Column | Pirates selecting Henry Davis first overall sets them up for success


Image via daveynin, Wikimedia Commons

PNC Park, home of the Pittsburgh Pirates. The Pirates selected Henry Davis with the first overall pick in the 2021 MLB Draft.

By Frankie Richetti, For The Pitt News

The Pittsburgh Pirates finished 19-41 in the 2020 MLB season, resulting in the organization holding the first overall pick in the 2021 MLB Draft.

Pirates General Manager Ben Cherington and the team surprised many Sunday, picking Louisville sophomore catcher Henry Davis with its first overall selection. Davis hit .370 at Louisville along with 15 home runs and 31 walks opposed to just 24 strikeouts across 50 games — MLB scouts widely regard Davis as “the best college bat in the draft.”

After most analysts predicted that the Pirates would go in another direction, many in the fanbase met the pick with disbelief and even disappointment. Some would have preferred others to Davis, but there is no denying that going this route allowed the club to use its financial advantage over other teams. The Pirates also owned the highest bonus pool of any team in this year’s draft. This is where their advantage comes into play.

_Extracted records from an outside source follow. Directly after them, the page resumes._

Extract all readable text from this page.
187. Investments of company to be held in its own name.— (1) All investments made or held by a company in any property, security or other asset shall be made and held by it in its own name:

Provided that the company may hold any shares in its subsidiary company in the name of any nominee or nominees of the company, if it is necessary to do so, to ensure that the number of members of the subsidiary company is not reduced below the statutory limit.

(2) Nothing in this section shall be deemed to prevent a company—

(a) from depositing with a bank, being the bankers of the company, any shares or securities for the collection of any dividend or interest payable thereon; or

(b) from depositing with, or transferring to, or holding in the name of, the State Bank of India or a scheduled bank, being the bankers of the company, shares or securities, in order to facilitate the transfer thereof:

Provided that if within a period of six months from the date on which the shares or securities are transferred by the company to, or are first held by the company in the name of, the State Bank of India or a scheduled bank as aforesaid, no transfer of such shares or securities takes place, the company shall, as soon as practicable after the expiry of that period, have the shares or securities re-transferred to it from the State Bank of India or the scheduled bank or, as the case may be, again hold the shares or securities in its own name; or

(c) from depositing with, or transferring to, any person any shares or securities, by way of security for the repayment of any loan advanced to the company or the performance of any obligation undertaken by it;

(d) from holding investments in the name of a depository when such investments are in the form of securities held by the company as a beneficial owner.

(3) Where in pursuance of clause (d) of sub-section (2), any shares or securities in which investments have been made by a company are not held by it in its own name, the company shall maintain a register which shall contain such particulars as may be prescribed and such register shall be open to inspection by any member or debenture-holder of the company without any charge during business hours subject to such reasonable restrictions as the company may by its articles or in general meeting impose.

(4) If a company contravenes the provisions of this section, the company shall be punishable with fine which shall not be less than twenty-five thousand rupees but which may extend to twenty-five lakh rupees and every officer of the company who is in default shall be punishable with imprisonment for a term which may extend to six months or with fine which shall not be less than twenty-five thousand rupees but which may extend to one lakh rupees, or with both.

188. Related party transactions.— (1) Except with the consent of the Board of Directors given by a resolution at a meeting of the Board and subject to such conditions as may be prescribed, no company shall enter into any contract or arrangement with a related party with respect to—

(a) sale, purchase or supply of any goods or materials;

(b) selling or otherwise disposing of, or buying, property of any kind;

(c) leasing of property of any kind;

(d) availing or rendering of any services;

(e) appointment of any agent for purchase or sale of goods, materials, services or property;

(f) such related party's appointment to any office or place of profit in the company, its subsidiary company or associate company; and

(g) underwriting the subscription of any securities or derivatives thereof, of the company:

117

Each choice in the first ten rounds comes with an assigned value, with the total for a club’s selections equaling what it can spend in those rounds without incurring a penalty,”’s Jim Callis said.

Cherington was adamant that the club would spend every penny of its allotted pool money.

Coming into the draft, many were led to believe that the Pirates would opt to select the No. 1 prospect in the entire draft — Eastlake High School senior shortstop Marcelo Mayer. Not only was Mayer ranked the best prospect in the draft, but many believed he would sign for under the slot value, another attractive reason for the Pirates to select him with their first pick.

The Pirates slot value with its first overall pick was $8,415,300 and their strategy coming into the draft was to sign a player for under this value, so that in later rounds they could go over slot values to maximize its talent.

It seemed inevitable that Mayer would hear his name called by the Pirates.

But Cherington said in an interview last week that despite much speculation that the team already zeroed in on Mayer, he still did not yet know who they would take with its first pick. He added that that club would let the draft process run its course and evaluate talent all the way until the day of the draft.

It wasn’t Mayer who made his way to the stage with a Pirates hat on, but the team rather found their man in the Louisville backstop. Davis will likely sign for well below slot level — playing a large role in his selection.

No, this doesn’t mean the organization is being cheap.

Signing Davis for less than the first overall pick slot value allows the Pirates to spend money in later rounds over their slot value to convince talented young players to sign.

This strategy isn’t uncommon. The Astros went under the slot value to sign Carlos Correa in 2012 with the first overall pick, when he signed under slot value for $4.8 million — well under the $7.2 million slot value. The Astros then went over the slot to sign Lance McCullers with the 41st pick of that same draft. The Astros went on to win the World Series five years later, with both players playing a key role in the postseason run.

The Pirates were able to draft three first round talents with their next three picks in the draft on the second day of the draft. The Pirates selected three high school players with their next three picks of the day, selecting left-handed pitcher Anthony Solometo with the No. 37 pick, outfielder Lonnie White Jr. with the No. 64 pick and right-handed pitcher Bubba Chandler with the No. 72 pick — all three ranking in Baseball America’s top 32 prospects.

All three players mentioned above have yet to officially sign, but rumors point to them following putting pen to paper in the near future — Solometo and Chandler have already hinted at signing with the club. This wouldn’t be possible without going under the slot to select Davis. That is how you maximize talent in your system, and rebuild a club.

The Pirates have executed this draft about as well as you could possibly ask for. Heading into Day Three, the squad was ranked as having the best draft out of any team in the league.

This strategy isn’t purely about the money though — the Pirates got arguably the best player in the draft in Davis. The site ranks the Pirates as the No. 3 development system in all of baseball pre-draft — the addition of the Louisville catcher only bolsters it further.

According to MLB Pipeline, Davis has a 70 current and raw power grade and also a 70 grade arm, scores that are considered “well above average.”

Teams shouldn’t draft for need in baseball. Unlike many other sports, players drafted to the MLB are usually at least a few years away from competing at the Major League level, and teams can’t predict how a team will look several years down the road. Cherington mentioned after the selection of Davis that he was the best player on their draft board, adhering to this philosophy.

Not only did the Davis pick unlock the potential for an outstanding draft allowing for the team to add more value in later rounds, but the first-team All-American has potential to be an impact player on the next winning team in Pittsburgh as well.

If all goes well, Davis will likely reach the Majors during the prime years of first time All-Star outfielder Bryan Reynolds and franchise cornerstone third-baseman Ke-Bryan Hayes. This, along with the arrival of various other top prospects in the same timeframe, sets the Pirates up for a competitive window that may begin very soon.